As parents, it is our duty to feed, clothe, and house our children. It is our duty to wipe dirty bottoms, runny noses, messy faces, and spilled milk. But our duties as parents go beyond merely ensuring the survival of our offspring.
Love in Action Day 12
Whether or not today’s action comes naturally to you, you can make it part of your daily life. Eventually it will be as natural as breathing. Well, almost. Plus, these small actions today will make your life far simpler in the long run. If your oldest are toddlers, you’re just going to have to trust me on this.
Teach your children.
There are two types of teaching: passive and active.
When you teach passively, your natural behavior and actions speak to the children. They will learn by example and imitation. Here’s proof: Who among us hasn’t woken one day to the sorrow of seeing our own faults and shortcomings mirrored in our children? Uh-huh. It is important to be the person you want your child to become, to represent the character traits and faith you would like realized in your own children. A life of example is often the best teacher. Nevertheless, passive teaching is not enough.
What we are dealing with today is active teaching.
In active teaching, parents intentionally take time to pass on a skill set or knowledge to their children.
The rather backward trend in America today is to raise children who are active in dance, track, soccer, basketball, swimming, clubs, football, softball, and debate. However, those same children grow up, get married, and have no idea how to run a home, form a budget, fix a drawer, cook a meal, or plan a trip. They know nothing about gardening, child care, or home and auto maintenance. Their idea of relationships is a popularity contest. Basically, they are still kids who will be raising kids of their own to be overgrown kids.
When you fail to teach your children the skills they will need for life, you are placing them on a very difficult road. Worse, you are failing them. Eventually, they will need to learn these things themselves. If you don’t teach them, they will have to play teacher and student simultaneously.
It is extremely difficult to teach yourself how to manage a home and tend children when you are in the midst of managing a home and tending children. It is downright discouraging to try to learn how to budget when you are already thousands of dollars in debt. It is a monumental task to figure out how to lovingly manage conflict if issues were avoided rather than dealt with in your childhood or if contrary children were sent away rather than trained.
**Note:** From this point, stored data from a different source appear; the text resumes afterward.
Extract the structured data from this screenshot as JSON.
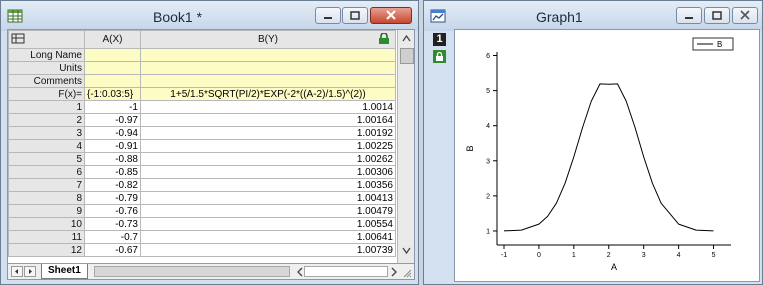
{
  "book": {
    "title": "Book1 *",
    "columns": [
      "A(X)",
      "B(Y)"
    ],
    "meta_rows": [
      {
        "label": "Long Name",
        "a": "",
        "b": ""
      },
      {
        "label": "Units",
        "a": "",
        "b": ""
      },
      {
        "label": "Comments",
        "a": "",
        "b": ""
      }
    ],
    "fx_label": "F(x)=",
    "fx_a": "{-1:0.03:5}",
    "fx_b": "1+5/1.5*SQRT(PI/2)*EXP(-2*((A-2)/1.5)^(2))",
    "rows": [
      {
        "n": "1",
        "a": "-1",
        "b": "1.0014"
      },
      {
        "n": "2",
        "a": "-0.97",
        "b": "1.00164"
      },
      {
        "n": "3",
        "a": "-0.94",
        "b": "1.00192"
      },
      {
        "n": "4",
        "a": "-0.91",
        "b": "1.00225"
      },
      {
        "n": "5",
        "a": "-0.88",
        "b": "1.00262"
      },
      {
        "n": "6",
        "a": "-0.85",
        "b": "1.00306"
      },
      {
        "n": "7",
        "a": "-0.82",
        "b": "1.00356"
      },
      {
        "n": "8",
        "a": "-0.79",
        "b": "1.00413"
      },
      {
        "n": "9",
        "a": "-0.76",
        "b": "1.00479"
      },
      {
        "n": "10",
        "a": "-0.73",
        "b": "1.00554"
      },
      {
        "n": "11",
        "a": "-0.7",
        "b": "1.00641"
      },
      {
        "n": "12",
        "a": "-0.67",
        "b": "1.00739"
      }
    ],
    "sheet_tab": "Sheet1",
    "colors": {
      "meta_bg": "#fdfcc4",
      "header_bg": "#e6e6e6",
      "close": "#c5462f"
    }
  },
  "graph": {
    "title": "Graph1",
    "layer_label": "1",
    "icons": [
      "worksheet-icon",
      "graph-icon",
      "lock-icon",
      "minimize-icon",
      "maximize-icon",
      "close-icon"
    ]
  },
  "chart_data": {
    "type": "line",
    "title": "",
    "xlabel": "A",
    "ylabel": "B",
    "xlim": [
      -1.2,
      5.5
    ],
    "ylim": [
      0.6,
      6.1
    ],
    "xticks": [
      -1,
      0,
      1,
      2,
      3,
      4,
      5
    ],
    "yticks": [
      1,
      2,
      3,
      4,
      5,
      6
    ],
    "legend": "top-right",
    "series": [
      {
        "name": "B",
        "color": "#000000",
        "x": [
          -1,
          -0.5,
          0,
          0.25,
          0.5,
          0.75,
          1,
          1.25,
          1.5,
          1.75,
          2,
          2.25,
          2.5,
          2.75,
          3,
          3.25,
          3.5,
          4,
          4.5,
          5
        ],
        "y": [
          1.0014,
          1.024,
          1.195,
          1.416,
          1.79,
          2.36,
          3.11,
          3.95,
          4.7,
          5.19,
          5.18,
          5.19,
          4.7,
          3.95,
          3.11,
          2.36,
          1.79,
          1.195,
          1.024,
          1.0014
        ]
      }
    ]
  }
}
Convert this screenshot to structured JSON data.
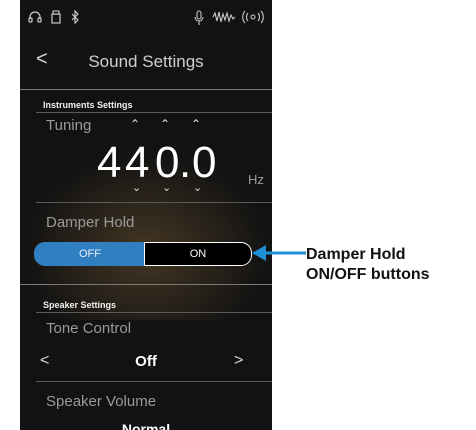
{
  "status_bar": {
    "icons": [
      "headphones-icon",
      "usb-stick-icon",
      "bluetooth-icon",
      "microphone-icon",
      "audio-wave-icon",
      "wireless-icon"
    ]
  },
  "header": {
    "back_icon": "chevron-left-icon",
    "back_glyph": "<",
    "title": "Sound Settings"
  },
  "instruments_settings": {
    "heading": "Instruments Settings",
    "tuning": {
      "label": "Tuning",
      "digits": [
        "4",
        "4",
        "0",
        ".",
        "0"
      ],
      "unit": "Hz",
      "up_glyph": "^",
      "down_glyph": "v"
    },
    "damper_hold": {
      "label": "Damper Hold",
      "off_label": "OFF",
      "on_label": "ON",
      "selected": "OFF"
    }
  },
  "speaker_settings": {
    "heading": "Speaker Settings",
    "tone_control": {
      "label": "Tone Control",
      "value": "Off",
      "prev_glyph": "<",
      "next_glyph": ">"
    },
    "speaker_volume": {
      "label": "Speaker Volume",
      "value": "Normal"
    }
  },
  "annotation": {
    "line1": "Damper Hold",
    "line2": "ON/OFF buttons",
    "color": "#1f8fd6"
  },
  "colors": {
    "accent": "#2f7fc1",
    "background": "#121212"
  }
}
Teach your children how to cook, clean, budget, fix things, maintain a home, maintain a car, change a tire, do laundry properly, write letters, plant a garden, change a diaper. Teach them how to greet a stranger, greet a friend, answer the phone, treat a lady, treat a man, deal with peer pressure, handle conflict, and ask for forgiveness. And for heaven’s sake, teach them some table manners!
Whatever it is that you do in a day, involve and teach your children.
Don’t shoo your two-year-old out of the kitchen when you are batch cooking. Give her a safe knife and some mushrooms to cut. By the time boys and girls are ten, they should be able to prepare an entire meal, with supervision. Don’t leave them and your future grandchildren at the mercy of Burger King.
Don’t think girls don’t need to know how to change a tire. When you have a flat, call them all out. Eventually, have them change it for you. Someday they will have a flat. Do you want them at the mercy of whoever is driving by at the time? No way!
When something needs fixing, let the three-year-old help with his plastic hammer. Call in your teens and ask for their ideas on how it should be done. Work together! Raise handy men and capable women.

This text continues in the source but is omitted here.